Mazz: Do the Red Sox really want to be like the Rays? Let’s hope not
By Tony Massarotti, 98.5 The Sports Hub
Admittedly, I’m conflicted. I suspect you are, too, because as inspiring a story as the Tampa Bay Rays have become, I still do not want the Red Sox to become them.
In case you missed it – and you probably did – the Rays opened the American League Championship Series with a 2-1 victory over the Houston Astros last night in the MLB bubble. Tampa is everything that makes a team easy to root for – underpaid and overachieving – making the Rays the antithesis of a Red Sox club that has badly failed to meet expectations since the start of 2019.
Do I hate the Rays? No. Quite the contrary. But as they become a model for success, I fear that the Red Sox and their fans will use them as a template – and I wonder how truly repeatable the Tampa phenomenon is.
Now, that said, I’m rooting against the Los Angeles Dodgers, too, mostly because I find them to possess the kind of organizational arrogance that turns my stomach, particularly for an organization that has won one world championship (1988) in a non-shortened season since 1965. And that will remain true even if the Dodgers win this year.
But I digress.
Back to the Rays.
What Tampa is doing is hardly new. It’s just newer. Back at the start of this millennium, the Oakland A’s operated similarly and became the flavor of the month – and we called it Moneyball. The A’s are really the template. And yet, as good as the A’s have been in the 2000s – and they are sixth in MLB in both wins and winning percentage during that time – they have won one playoff series during that time. One. They have not won a single game beyond the Division Series. Overall, Oakland is 1-11 in playoff series during the Moneyball era, their lone series victory coming in a three-game sweep over the Minnesota Twins in 2006.
That last detail is extraordinarily important – and here’s why: the Twins, like the A’s, have been the darlings of baseball for much of that time, albeit without the Moneyball hype. But the philosophy has roughly been the same. And at this moment, Minnesota has lost a record 18 straight postseason games, a streak that includes the postseason loss to Oakland in 2006 and began in 2004. In the 2000s, the Twins are 1-9 in playoff series, their only victory coming against – you guessed it – Oakland.

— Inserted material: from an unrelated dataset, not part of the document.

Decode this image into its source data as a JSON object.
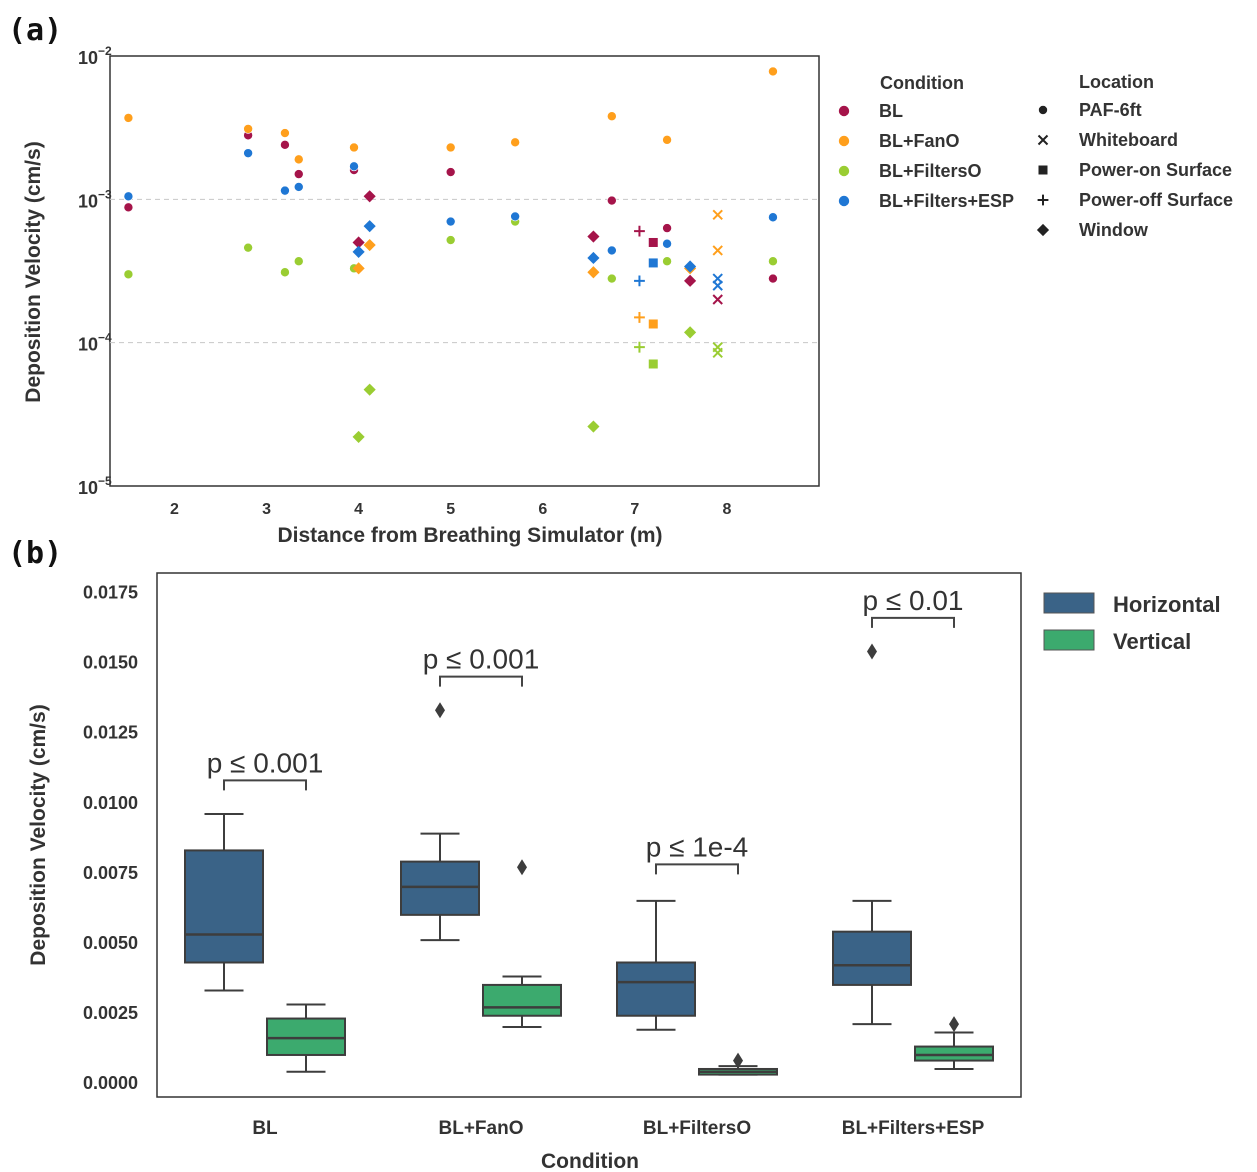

Get the picture? Teams like the A’s and Twins are terrific feel-good stories … but they ultimately lose – even to each other. Combined, the A’s and Twins are 2-20 in postseason series in the 2000s. Oakland’s win came over Minnesota. Minnesota’s win came over Oakland. That’s it.
Now we have the Rays, from whom the Red Sox plucked chief baseball officer Chaim Bloom last offseason. After beating the Toronto Blue Jays in the first round of this year’s expanded playoffs, the Rays just beat the big-market Yankees in the Division Series. Now they’re up 1-0 in the ALCS against the super-talented Houston Astros. And incredibly, people like me would rather the Rays lose to the cheating, dirty-rotten-scoundrel Astros than advance to (and win) the World Series because that’s just not how baseball is supposed to work.
Look, I get it. The Red Sox wouldn’t go into full Tampa mode because they have something the Rays don’t: money. And they always will. The Red Sox wouldn’t be forced to trade David Price, Evan Longoria or any other star player over money, which is good. (Mookie Betts wasn’t really over money.) But I also don’t want them taking themselves out of the running for those players, either, which means making the strategic, big-money free-agent signing when necessary.
So, do I want the Rays to be successful? Sure. Yes. Why not? But I don’t want them to be too good, either, because I think their model is ultimately flawed, just as it has been for Oakland and Minnesota.
And if the Rays do win it all this year, should we really be using 2020 as a model for anything?